Europol a annoncé le 8 juin le succès d’une opération de police d’une envergure impressionnante appelée « Trojan Shield », « Greenlight » ou « Ironside » selon les pays. Une coalition internationale de police, impliquant 16 pays, est parvenue à avoir accès à un système de communication chiffrée utilisé, par des criminels, nommé Anom. Cet accès a permis au total d’arrêter 800 personnes, appartenant à la mafia italienne, à des syndicats criminels asiatiques, à des gangs de motards.

Anom, une presque création du FBI

Tout débute en 2018, lorsque le FBI arrête Vincent Ramos, PDG d’une entreprise, Phantom Secure, qui vend justement des téléphones chiffrés à des criminels. En marge de cette arrestation, le FBI a recruté une source « humaine », membre de Phantom Secure, rapporte un document de la justice américaine, relayé par Le Monde.
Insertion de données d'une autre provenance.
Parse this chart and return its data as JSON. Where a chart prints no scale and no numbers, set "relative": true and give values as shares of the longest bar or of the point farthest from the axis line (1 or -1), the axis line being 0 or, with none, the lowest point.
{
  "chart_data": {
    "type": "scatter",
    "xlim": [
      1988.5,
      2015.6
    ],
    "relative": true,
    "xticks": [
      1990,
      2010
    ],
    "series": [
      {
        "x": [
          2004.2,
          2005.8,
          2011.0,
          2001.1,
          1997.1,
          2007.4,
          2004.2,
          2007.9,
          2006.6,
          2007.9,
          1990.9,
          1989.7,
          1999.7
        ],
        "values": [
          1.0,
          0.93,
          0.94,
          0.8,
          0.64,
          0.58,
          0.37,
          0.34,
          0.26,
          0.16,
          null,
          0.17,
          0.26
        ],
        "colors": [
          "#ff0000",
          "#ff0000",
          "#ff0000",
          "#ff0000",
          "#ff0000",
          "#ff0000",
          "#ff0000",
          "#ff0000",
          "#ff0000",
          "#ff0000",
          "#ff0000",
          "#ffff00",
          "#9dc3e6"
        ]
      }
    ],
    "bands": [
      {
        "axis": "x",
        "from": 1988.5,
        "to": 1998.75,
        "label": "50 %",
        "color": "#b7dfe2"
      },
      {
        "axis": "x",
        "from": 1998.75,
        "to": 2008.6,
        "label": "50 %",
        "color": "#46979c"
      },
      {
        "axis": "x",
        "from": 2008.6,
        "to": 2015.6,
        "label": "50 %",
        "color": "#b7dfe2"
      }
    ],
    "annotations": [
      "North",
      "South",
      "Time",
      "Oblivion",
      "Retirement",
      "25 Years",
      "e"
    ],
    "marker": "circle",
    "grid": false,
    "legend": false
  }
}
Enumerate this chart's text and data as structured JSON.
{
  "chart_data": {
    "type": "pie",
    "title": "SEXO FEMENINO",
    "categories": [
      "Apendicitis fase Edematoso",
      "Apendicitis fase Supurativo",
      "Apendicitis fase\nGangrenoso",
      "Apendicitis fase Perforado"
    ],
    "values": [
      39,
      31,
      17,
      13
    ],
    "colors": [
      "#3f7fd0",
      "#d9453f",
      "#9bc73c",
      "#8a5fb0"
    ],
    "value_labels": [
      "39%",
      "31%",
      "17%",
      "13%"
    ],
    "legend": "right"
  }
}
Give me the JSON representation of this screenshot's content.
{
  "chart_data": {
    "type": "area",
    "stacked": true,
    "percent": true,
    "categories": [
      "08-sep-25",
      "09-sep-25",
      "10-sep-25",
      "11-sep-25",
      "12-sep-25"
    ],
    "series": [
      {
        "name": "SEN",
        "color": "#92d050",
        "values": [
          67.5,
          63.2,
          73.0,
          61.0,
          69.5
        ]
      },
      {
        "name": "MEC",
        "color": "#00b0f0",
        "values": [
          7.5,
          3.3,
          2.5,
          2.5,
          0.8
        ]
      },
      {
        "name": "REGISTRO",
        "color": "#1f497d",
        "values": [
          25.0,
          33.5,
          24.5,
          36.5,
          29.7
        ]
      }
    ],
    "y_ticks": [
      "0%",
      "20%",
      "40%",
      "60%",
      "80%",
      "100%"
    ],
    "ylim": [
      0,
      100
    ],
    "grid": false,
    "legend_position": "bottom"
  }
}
Cette source a proposé aux agents fédéraux américains d’utiliser l’infrastructure technique d’un système de messagerie chiffré destiné au crime organisé qu’elle a développé. Les autorités américaines ont lancé en octobre 2018 le service Anom. Il ne propose que l’envoi de messages, chiffrés et accessibles uniquement au marché noir. Le FBI possédait évidemment la clef pour avoir l’accès à l’ensemble des échanges des utilisateurs.

Après un bêta test, plutôt concluant, aidé par trois anciens revendeurs de Phantom Secure, l’opération a pris de l’ampleur. La police australienne a été rapidement intégrée. Elle a notamment pu faire en sorte de mettre les appareils Anom entre les mains de suspects connus de ses services. Dans un communiqué elle a expliqué que « Les appareils ont circulé et leur popularité a grandi parmi les criminels, qui avaient confiance dans la légitimité de l’application, car de grandes figures du crime organisé se portaient garantes de son intégrité ».

« Plus de 12 000 téléphones chiffrés ont été utilisés par plus de 300 organisations criminelles »

La police nationale néerlandaise, l’autorité policière suédoise et d’autres ont rejoint l’opération, soutenues par une task force opérationnelle d’Europol. Au total « Plus de 12 000 téléphones chiffrés ont été utilisés par plus de 300 organisations criminelles » dans une centaine de pays a fait savoir Jean-Philippe Lecouffe, directeur adjoint des opérations d’Europol. Selon les autorités américaines, les dispositifs Anom étaient particulièrement actifs dans cinq pays, l’Allemagne, la Serbie, l’Australie, l’Espagne et les Pays-Bas. Plus de 27 millions de messages ont été analysés, offrant un panorama unique sur les échanges concernant des trafics de stupéfiants, du blanchiment d’argent, des projets d’assassinats.

Carte du monde de l'utilisation d'Anom

Carte de l’utilisation d’Anom dans le monde. Crédit : issue d’un document de la justice américaine.

Anom a bénéficié d’un coup de pouce bienvenu en 2020 et 2021, deux services de chiffrement similaire ont été démantelés. Sky ECC et EncroChat ont été infiltrés par les forces de l’ordre françaises, néerlandaises, belges, donnant un coup sérieux au crime organisé. Selon le document diffusé par la justice américaine, après la chute de Sky Global, qui gérait le service Sky ECC, en mars 2021, les utilisateurs actifs d’Anom sont passés de 3 000 à 9 000.

Après trois ans, le bilan de l’opération est d’une ampleur vertigineuse. Outre les plus de 800 arrestations à travers le monde, ont été saisis 8 tonnes de cocaïnes, 22 tonnes de cannabis, 8 tonnes de drogues de synthèse (Amphétamine et méthamphétamine), 250 armes à feu, 55 véhicules de luxe, 48 millions de dollars en diverses devises.

Tableau représentant le bilan de l'opération Anom

Le bilan de l’opération d’infiltration d’Anom. Crédit : Europol

L’opération Trojan Shield va-t-elle vraiment déstabiliser les organisations criminelles ?

Les autorités des différents pays se sont félicitées tant de la coopération internationale que du bilan flatteur de l’opération. Linda Staaf, chef du renseignement de la police suédoise a salué « l’une des plus grandes opérations policières dirigées par les services de renseignement contre la criminalité violente et les réseaux de drogue jamais menées en Suède ».

Mais la succession des opérations, réussies, contre Sky ECC, EncroChat, le réseau Anom, interroge sur la résilience des réseaux criminels, capable de passer d’un système de chiffrement à l’autre. Le Chef adjoint des opérations de la Drug Enforcement Administration (DEA) a déclaré le 8 juin, « Ces opérations soulignent la gravité de la menace internationale liée aux drogues et constituent une base solide sur laquelle les enquêtes futures pourront s’appuyer ».